A secondary assumption worth noting is that the params_done instances were actively benchmarking. The assistant later discovers (messages 1520–1523) that the instances were indeed benchmarking and completing — the RTX 4090 reported 61.4 proofs/hour, the RTX 5090 reported 25.9 proofs/hour (failing its threshold), and the second RTX 4090 reported 46.2 proofs/hour (also failing). The logs were empty not because the instances were idle, but because the log buffer had been reset.

Broader Significance

This message represents a transition in the session's focus. Up to this point, the assistant had been in "platform building" mode — adding features, hardening error reporting, deploying binaries. Message 1516 marks the beginning of an "operational monitoring" phase where the assistant must interpret real-world behavior from a fleet of instances. The empty logs force a reckoning with the system's actual observability characteristics, revealing that the in-memory log design has a significant blind spot: logs are lost on restart.
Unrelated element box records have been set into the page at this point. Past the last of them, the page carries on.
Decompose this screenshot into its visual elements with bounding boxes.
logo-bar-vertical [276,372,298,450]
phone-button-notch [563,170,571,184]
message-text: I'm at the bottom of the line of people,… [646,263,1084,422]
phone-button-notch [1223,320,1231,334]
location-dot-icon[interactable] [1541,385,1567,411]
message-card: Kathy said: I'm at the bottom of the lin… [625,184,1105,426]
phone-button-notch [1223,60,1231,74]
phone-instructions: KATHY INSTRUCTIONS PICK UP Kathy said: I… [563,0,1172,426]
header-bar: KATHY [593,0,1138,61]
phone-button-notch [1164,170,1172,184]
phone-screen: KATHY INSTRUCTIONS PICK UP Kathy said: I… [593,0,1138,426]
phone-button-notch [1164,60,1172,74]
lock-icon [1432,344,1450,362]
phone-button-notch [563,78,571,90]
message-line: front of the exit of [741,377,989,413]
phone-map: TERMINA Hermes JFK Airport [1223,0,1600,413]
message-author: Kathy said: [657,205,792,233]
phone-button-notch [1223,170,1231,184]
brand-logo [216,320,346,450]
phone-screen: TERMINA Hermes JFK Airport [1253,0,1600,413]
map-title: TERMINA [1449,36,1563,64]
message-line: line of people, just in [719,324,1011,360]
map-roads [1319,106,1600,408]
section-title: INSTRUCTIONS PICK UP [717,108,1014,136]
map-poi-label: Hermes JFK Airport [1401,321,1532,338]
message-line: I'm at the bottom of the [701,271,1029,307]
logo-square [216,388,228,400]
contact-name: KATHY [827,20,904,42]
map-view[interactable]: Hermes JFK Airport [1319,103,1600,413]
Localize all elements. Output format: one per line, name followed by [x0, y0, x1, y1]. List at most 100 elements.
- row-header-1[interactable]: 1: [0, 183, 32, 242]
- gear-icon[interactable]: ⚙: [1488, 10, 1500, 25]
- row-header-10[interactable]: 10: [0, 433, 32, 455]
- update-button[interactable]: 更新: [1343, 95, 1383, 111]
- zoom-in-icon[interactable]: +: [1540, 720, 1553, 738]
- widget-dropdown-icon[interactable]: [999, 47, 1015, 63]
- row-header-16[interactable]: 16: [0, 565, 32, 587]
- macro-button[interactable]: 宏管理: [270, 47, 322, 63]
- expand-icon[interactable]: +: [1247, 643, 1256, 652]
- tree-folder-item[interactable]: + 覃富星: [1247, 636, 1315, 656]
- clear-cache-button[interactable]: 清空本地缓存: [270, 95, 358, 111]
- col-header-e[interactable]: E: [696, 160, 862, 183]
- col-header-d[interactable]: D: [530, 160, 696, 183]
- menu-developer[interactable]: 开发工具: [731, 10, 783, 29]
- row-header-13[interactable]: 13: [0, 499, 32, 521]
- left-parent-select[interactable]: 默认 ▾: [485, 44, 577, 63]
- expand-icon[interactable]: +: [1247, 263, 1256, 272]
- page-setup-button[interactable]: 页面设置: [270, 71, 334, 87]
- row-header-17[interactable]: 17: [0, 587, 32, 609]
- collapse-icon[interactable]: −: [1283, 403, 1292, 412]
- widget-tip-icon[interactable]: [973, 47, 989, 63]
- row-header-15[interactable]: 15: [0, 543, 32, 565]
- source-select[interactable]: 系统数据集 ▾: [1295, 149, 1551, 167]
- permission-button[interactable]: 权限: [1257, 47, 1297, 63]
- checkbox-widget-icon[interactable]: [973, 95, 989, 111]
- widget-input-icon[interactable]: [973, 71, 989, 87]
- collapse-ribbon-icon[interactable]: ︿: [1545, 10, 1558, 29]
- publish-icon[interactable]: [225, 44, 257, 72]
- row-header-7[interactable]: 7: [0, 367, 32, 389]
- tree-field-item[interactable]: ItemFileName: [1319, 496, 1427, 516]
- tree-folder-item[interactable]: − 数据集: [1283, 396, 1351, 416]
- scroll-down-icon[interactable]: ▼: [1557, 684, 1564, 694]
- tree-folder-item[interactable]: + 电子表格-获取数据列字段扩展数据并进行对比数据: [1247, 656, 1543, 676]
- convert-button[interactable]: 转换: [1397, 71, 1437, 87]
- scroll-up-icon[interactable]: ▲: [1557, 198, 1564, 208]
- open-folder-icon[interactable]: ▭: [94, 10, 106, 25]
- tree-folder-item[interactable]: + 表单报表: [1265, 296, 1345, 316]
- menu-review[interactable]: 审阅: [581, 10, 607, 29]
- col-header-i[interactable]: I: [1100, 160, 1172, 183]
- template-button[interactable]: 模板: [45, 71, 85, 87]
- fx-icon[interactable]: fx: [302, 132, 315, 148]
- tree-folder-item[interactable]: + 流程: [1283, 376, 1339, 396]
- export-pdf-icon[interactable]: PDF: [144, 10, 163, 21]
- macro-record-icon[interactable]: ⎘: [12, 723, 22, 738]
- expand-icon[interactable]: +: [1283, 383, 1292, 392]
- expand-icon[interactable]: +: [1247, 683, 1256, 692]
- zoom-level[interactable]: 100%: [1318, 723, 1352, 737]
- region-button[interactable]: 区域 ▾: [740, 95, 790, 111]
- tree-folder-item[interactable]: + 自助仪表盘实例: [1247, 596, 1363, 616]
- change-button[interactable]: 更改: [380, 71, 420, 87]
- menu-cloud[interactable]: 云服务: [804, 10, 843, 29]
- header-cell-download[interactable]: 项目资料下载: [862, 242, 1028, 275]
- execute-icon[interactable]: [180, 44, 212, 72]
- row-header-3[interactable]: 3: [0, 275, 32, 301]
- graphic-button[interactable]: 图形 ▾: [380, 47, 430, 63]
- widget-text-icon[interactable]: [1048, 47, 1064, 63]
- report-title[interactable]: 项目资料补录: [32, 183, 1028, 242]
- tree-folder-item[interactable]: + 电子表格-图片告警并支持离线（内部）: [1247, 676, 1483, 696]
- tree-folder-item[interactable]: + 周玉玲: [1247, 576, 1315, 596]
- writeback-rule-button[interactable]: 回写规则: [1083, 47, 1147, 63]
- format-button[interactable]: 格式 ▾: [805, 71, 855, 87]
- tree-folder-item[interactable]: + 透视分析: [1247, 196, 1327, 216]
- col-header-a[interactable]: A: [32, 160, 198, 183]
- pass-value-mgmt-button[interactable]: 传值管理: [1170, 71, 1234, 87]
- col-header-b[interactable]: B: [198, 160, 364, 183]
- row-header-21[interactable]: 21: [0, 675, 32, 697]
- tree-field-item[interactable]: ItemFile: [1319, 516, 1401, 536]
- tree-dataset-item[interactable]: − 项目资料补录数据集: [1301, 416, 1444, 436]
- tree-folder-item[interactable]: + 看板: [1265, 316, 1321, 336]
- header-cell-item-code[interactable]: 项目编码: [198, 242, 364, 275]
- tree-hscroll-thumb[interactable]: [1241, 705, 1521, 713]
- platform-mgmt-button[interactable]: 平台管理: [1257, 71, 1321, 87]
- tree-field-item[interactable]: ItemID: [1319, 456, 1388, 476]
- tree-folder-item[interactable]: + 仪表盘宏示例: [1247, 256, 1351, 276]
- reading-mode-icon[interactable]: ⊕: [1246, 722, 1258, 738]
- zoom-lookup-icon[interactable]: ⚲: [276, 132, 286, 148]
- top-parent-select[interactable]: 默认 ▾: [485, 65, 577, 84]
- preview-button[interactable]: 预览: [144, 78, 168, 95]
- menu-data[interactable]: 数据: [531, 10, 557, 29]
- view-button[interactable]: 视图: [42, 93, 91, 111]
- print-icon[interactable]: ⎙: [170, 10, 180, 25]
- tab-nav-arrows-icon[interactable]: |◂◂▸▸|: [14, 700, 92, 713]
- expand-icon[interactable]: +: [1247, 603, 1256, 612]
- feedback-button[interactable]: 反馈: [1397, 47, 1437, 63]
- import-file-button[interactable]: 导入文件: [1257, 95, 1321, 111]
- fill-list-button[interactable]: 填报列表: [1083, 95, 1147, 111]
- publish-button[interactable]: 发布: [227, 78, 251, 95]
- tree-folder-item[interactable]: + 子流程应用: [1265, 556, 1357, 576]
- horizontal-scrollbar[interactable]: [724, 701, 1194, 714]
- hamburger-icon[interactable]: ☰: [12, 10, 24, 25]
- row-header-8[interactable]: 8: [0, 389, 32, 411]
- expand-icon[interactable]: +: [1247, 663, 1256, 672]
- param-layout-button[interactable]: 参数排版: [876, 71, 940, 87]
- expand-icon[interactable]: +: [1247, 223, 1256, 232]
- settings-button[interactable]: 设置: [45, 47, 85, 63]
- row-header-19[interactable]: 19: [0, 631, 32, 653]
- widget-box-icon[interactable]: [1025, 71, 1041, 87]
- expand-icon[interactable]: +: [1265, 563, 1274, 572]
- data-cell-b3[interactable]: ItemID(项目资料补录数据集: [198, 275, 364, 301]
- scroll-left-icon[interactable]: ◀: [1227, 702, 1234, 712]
This discovery has practical implications. If the vast-manager needs to be restarted for updates (as it just was), all historical instance logs are lost. The assistant doesn't immediately redesign the logging system to use persistent storage — that would be a larger undertaking — but the awareness of this limitation informs subsequent debugging. When the assistant later investigates a PoRep PSProve failure (the dominant theme of the latter part of this segment), it relies on code analysis and direct Rust/Go comparison rather than runtime logs, precisely because the logging infrastructure has proven unreliable for historical analysis.

Conclusion

Message 1516 is a deceptively simple diagnostic step that encapsulates the essence of debugging in distributed systems. A single observation — [] — triggers a chain of reasoning that reveals architectural assumptions, exposes design trade-offs, and ultimately corrects the engineer's mental model of the system. The empty logs were not a bug but a predictable consequence of the assistant's own actions (restarting the service), and the real value of the diagnostic exercise was not in finding a defect but in deepening the understanding of how the system behaves under operational conditions.

In the broader narrative of this opencode session, message 1516 marks the pivot from platform construction to operational observation — a shift that will soon lead to the deep protocol-level investigation of the PoRep proving pipeline that dominates the remainder of the segment.